SURABAYA, KOREK.ID – Banyak pihak menunggu keputusan Otoritas Jasa Keuangan tentang hasil Rapat Umum Pemegang Saham (RUPS) Bank Jatim.
BUMD papan atas ini mencatat laba tertinggi di antara 27 BPD Indonesia mencetak laba bersih Rp1,28 triliun. Akan tetapi Bank Jatim juga digoyang sejumlah kasus dugaan kredit fiktif. Salah satunya di Cabang Jakarta kebobolan Rp569,4 miliar.
Awalnya DPRD Jatim meminta digelar RUPSLB mengganti semua direksi dan komisaris Bank Jatim, buntut dugaan kasus pembobolan tersebut. Tetapi Bank Jatim hanya menggelar RUPS Tahunan biasa.

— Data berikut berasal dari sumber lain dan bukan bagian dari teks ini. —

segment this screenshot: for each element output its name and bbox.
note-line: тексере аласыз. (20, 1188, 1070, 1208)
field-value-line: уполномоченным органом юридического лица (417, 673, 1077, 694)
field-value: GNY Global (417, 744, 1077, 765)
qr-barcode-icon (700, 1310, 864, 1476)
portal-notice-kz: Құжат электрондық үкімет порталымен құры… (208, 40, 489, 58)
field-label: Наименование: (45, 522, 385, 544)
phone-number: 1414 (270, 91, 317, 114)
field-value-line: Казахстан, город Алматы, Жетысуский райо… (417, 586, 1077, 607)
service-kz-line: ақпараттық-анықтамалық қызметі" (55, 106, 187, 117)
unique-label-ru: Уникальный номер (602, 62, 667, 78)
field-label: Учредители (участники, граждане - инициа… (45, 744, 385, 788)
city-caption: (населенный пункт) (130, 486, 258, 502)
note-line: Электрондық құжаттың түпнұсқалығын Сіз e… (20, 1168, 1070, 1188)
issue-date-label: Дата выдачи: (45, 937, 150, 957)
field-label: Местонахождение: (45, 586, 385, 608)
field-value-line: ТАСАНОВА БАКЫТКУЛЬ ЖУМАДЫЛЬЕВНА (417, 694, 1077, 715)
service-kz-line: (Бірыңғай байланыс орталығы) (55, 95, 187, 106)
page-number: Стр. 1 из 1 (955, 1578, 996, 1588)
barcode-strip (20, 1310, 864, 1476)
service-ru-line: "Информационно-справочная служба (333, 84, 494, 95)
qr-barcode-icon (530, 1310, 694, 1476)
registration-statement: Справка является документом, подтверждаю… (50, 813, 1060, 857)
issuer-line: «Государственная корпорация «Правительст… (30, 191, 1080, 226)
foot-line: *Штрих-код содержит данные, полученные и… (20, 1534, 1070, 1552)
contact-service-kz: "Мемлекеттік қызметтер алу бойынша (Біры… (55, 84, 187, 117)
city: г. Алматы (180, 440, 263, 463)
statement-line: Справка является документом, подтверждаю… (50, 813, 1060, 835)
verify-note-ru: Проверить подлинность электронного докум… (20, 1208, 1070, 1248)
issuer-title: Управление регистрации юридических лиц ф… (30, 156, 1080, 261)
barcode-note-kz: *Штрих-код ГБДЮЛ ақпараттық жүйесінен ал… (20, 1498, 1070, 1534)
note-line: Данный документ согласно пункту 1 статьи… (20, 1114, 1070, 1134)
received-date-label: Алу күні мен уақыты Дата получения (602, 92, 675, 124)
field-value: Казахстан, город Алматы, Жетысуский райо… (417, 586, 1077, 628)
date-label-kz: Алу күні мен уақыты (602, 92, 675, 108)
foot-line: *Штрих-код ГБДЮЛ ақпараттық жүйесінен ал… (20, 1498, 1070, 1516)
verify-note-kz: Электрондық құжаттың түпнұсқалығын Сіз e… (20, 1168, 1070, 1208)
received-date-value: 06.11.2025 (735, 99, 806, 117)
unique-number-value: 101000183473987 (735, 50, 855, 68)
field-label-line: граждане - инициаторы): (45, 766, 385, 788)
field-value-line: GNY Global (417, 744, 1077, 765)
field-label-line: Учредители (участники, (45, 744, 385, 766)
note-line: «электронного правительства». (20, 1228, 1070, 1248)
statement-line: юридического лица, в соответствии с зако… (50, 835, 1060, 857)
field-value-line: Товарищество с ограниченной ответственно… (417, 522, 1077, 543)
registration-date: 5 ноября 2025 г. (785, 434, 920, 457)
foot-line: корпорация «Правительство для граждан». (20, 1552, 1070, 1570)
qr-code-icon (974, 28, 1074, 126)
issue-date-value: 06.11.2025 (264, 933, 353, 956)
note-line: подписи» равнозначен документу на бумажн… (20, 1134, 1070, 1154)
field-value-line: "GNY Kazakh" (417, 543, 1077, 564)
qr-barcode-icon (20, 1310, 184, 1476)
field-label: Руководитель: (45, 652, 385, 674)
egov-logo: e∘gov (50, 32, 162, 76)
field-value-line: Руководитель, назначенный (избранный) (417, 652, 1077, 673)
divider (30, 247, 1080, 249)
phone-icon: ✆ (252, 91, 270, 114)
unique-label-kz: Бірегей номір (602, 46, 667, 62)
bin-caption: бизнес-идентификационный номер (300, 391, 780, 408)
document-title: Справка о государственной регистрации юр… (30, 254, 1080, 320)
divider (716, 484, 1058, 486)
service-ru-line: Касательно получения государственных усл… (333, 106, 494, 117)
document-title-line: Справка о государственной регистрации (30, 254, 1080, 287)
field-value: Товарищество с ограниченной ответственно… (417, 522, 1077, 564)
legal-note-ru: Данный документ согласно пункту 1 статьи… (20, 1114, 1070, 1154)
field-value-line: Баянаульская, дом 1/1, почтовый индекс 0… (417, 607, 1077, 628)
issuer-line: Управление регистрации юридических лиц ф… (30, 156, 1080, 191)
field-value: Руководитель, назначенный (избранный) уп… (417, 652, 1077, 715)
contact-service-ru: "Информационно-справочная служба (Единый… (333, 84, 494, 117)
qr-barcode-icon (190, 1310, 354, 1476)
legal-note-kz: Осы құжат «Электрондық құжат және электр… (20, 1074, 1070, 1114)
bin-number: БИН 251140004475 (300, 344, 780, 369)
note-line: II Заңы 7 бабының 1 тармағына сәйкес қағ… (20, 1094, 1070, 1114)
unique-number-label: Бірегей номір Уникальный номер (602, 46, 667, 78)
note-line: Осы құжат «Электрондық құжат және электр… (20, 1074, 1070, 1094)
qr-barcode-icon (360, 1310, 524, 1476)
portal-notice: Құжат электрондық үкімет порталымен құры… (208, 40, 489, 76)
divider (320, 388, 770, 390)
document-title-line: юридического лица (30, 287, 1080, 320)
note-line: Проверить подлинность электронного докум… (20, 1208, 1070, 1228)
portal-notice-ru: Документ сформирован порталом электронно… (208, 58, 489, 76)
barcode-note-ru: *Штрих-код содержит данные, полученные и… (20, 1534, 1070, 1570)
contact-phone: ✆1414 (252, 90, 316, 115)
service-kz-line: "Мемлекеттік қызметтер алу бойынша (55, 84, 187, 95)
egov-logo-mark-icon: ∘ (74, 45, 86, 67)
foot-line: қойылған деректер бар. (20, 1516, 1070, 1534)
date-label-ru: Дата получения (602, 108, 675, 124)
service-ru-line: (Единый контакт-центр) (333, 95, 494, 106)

Perlu dicatat dan menjadi sorotan pula, Panitia Seleksi (Pansel) yang dibentuk berdasarkan Keputusan Gubernur Jawa Timur Nomor 100.3.3.1/215/013/2025 tertanggal 20 Maret 2025 itu memilih tiga dari lima orang anggota Pansel menjadi Komisaris. Adapun susunan Pansel, Ketua: Mohammad Nuh, Sekretaris: Adhy Karyono, anggota: Muhammad Mas’ud Said, Sumaryono dan Dadang Setiabudi. Sedangkan Dewan Komisaris yang dipilih Pansel yaitu Adi Sulistyowati (Komisaris Utama Independen), Adhy Karyono (Komisaris) Muhammad Mas’ud Said, Asri Agung Putra, Dadang Setiabudi dan Nurul Ghufron sebagai Komisaris Indepen.
Keputusan Pansel memilih anggotanya sendiri disorot banyak pihak. “Diluar kewajaran,” kata Direktur Konsorsium JatimOne, Badrus Syamsi.
Menurutnya Pansel yang memilih anggota sendiri sebagai komisaris memiliki potensi konflik kepentingan. Hal ini dapat mengurangi independensi, objektivitas, dan integritas proses seleksi, karena panitia bisa memprioritaskan kepentingan pribadi atau kelompok tertentu.
“Pansel seharusnya independen dan tidak boleh memiliki keterlibatan langsung sebagai kandidat untuk posisi yang diseleksi, demi menjaga transparansi dan keadilan,” tegas Aktivis Antikorupsi dan mantan Direktur salah satu BUMD di Bangkalan tersebut.
Dirinya juga mempertanyakan sikap Gubernur Jatim, Khofifah Indar Parawansa yang menyetujui usulan Pansel dalam susunan Komisaris. Seperti diberitakan sebelumnya Komisi C DPRD Jawa Timur menilai komposisi Pansel sarat konflik kepentingan. Tiga anggota pansel, yaitu Adhy Karyono, Muhammad Mas’ud Said, dan Dadang Setiabudi, masih menjabat sebagai Dewan Komisaris aktif Bank Jatim, sehingga dianggap tidak independen.
Hal ini dapat mengurangi transparansi dan objektivitas, karena pansel berpotensi memilih anggota sendiri dan bertentangan dengan prinsip Good Corporate Governance sesuai Peraturan Otoritas Jasa Keuangan No 17/2023. “Proses ini berisiko menjadi formalitas yang menguntungkan pihak tertentu,” tegas Fuad Benardi.
Anggota komisi C lainnya mengatakan RUPS kali ini menyisakan catatan lucu dan konyol. Dua anggota Tim Pansel yang sebelumnya bertugas menyeleksi calon-calon direksi dan komisaris, justru turut terpilih menjadi pengurus komisaris Bank Jatim.
“Saya dapat bocoran Muhammad Mas’ud dan Dadang Setia Budi terpilih sebagai Komisaris Independent, mereka berdua anggota Panitia Seleksi,” kata Multazamudz Dzikri kepada awak media.